DNOTICIAS.PT
Guerra no Irão Mundo

Trump insiste que Coreia do Sul não apoia a sua política de "desnuclearização"

None

O Presidente norte-americano, Donald Trump, insistiu hoje que a Coreia do Sul se recusou a apoiar a sua política de "desnuclearização" do Irão.

"Recentemente, perguntei ao Presidente da Coreia do Sul se queriam juntar-se a nós na desnuclearização da República Islâmica do Irão, e ele respondeu: 'Não, obrigado!'", escreveu Trump na sua rede social, Truth Social.

Na mensagem, Trump recordou também que deu instruções ao secretário da Defesa (ao qual chama "secretário de Guerra"), Pete Hegseth, "para reduzir substancialmente as manobras militares conjuntas" com Seul, porque são dispendiosas "e grande parte das despesas são suportadas pelos Estados Unidos da América (como de costume!)".

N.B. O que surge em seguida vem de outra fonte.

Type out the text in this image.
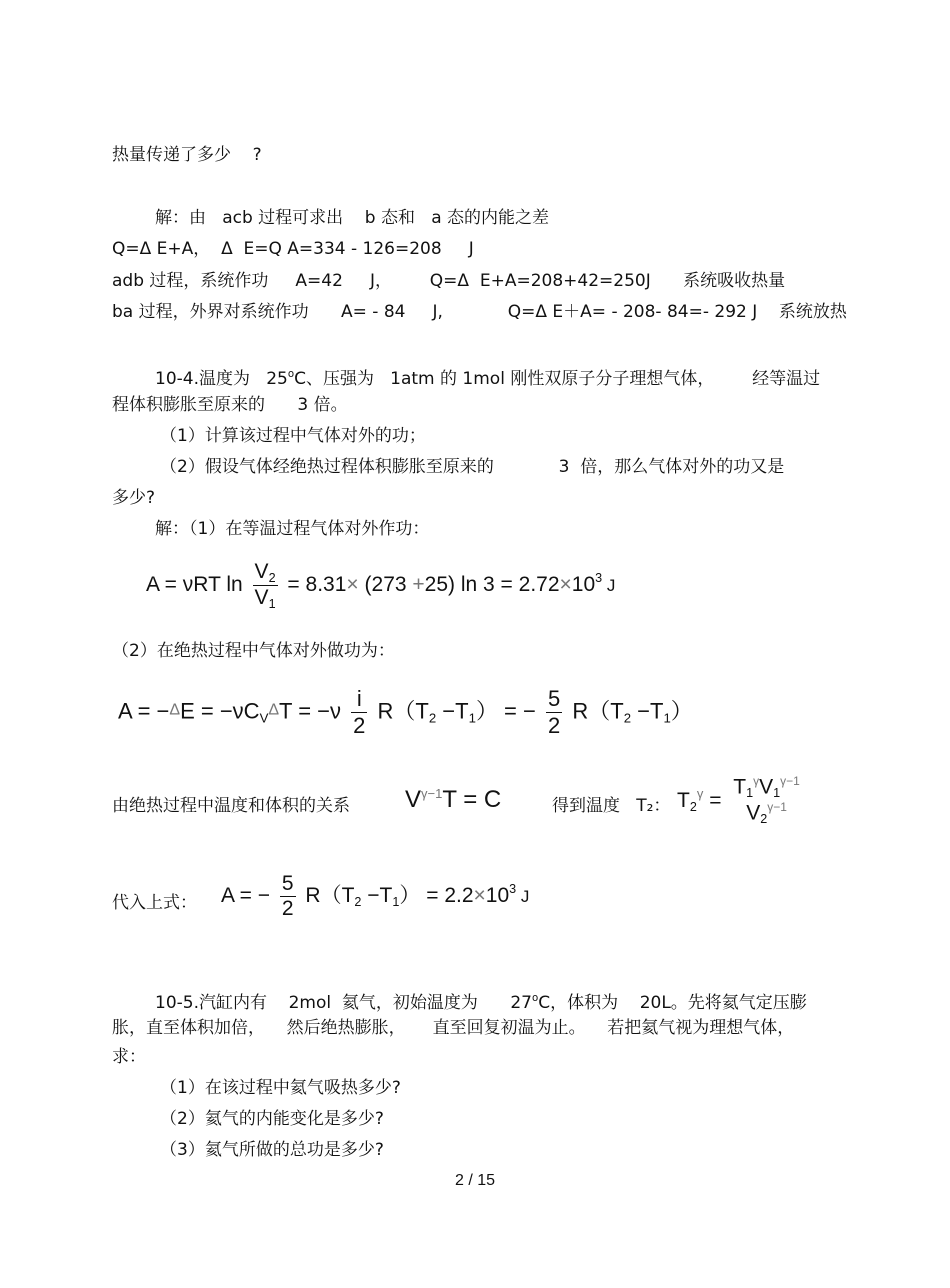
热量传递了多少    ?
解：由   acb 过程可求出    b 态和   a 态的内能之差
Q=Δ E+A，  Δ  E=Q A=334 - 126=208     J
adb 过程，系统作功     A=42     J，       Q=Δ  E+A=208+42=250J      系统吸收热量
ba 过程，外界对系统作功      A= - 84     J,            Q=Δ E＋A= - 208- 84=- 292 J    系统放热
10-4.温度为   25$^o$C、压强为   1atm 的 1mol 刚性双原子分子理想气体，       经等温过
程体积膨胀至原来的      3 倍。
（1）计算该过程中气体对外的功；
（2）假设气体经绝热过程体积膨胀至原来的            3  倍，那么气体对外的功又是
多少?
解：（1）在等温过程气体对外作功：
A = νRT $\ln \frac{V_2}{V_1} = 8.31\times (273 +25)$ $\ln 3 = 2.72\times 10^3$ J
（2）在绝热过程中气体对外做功为：
$A = -\Delta E = -\nu C_V\Delta T = -\nu \frac{i}{2} R(T_2 -T_1)$ = − $\frac{5}{2} R(T_2 -T_1)$
由绝热过程中温度和体积的关系 $V^{\gamma-1}T = C$	得到温度   T₂： $T_2^\gamma$ =
$T_1^\gamma V_1^{\gamma-1}$
$V_2^{\gamma-1}$
代入上式： A = − $\frac{5}{2} R(T_2 -T_1) = 2.2\times 10^3$ J
10-5.汽缸内有    2mol  氦气，初始温度为      27$^o$C，体积为    20L。先将氦气定压膨
胀，直至体积加倍，    然后绝热膨胀，     直至回复初温为止。    若把氦气视为理想气体，
求：
（1）在该过程中氦气吸热多少?
（2）氦气的内能变化是多少?
（3）氦气所做的总功是多少?
2 / 15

Como disse a 16 de agosto, quando anunciou a redução das manobras militares com a Coreia do Sul, Trump relacionou essa decisão com a sua "excelente relação com Kim Jong-Un, da Coreia do Norte".

O chefe de Estado norte-americano sustenta que as manobras conjuntas com Seul "enviam um sinal totalmente inapropriado e hostil a um país que, durante todo o mandato de Donald J. Trump como Presidente, se mostrou respeitoso e sem intenções agressivas".

A mensagem na Truth Social surge um dia depois de o secretário de Estado norte-americano, Marco Rubio, ter abordado com o ministro dos Negócios Estrangeiros sul-coreano, Cho Hyun, a "estreita coordenação entre os dois países".

Numa conversa telefónica, Rubio salientou ao homólogo sul-coreano a necessidade de "ambos os países manterem uma estreita coordenação em questões que são fundamentais" para a sua aliança, indicou o porta-voz do Departamento de Estado, Tommy Pigott, num comunicado.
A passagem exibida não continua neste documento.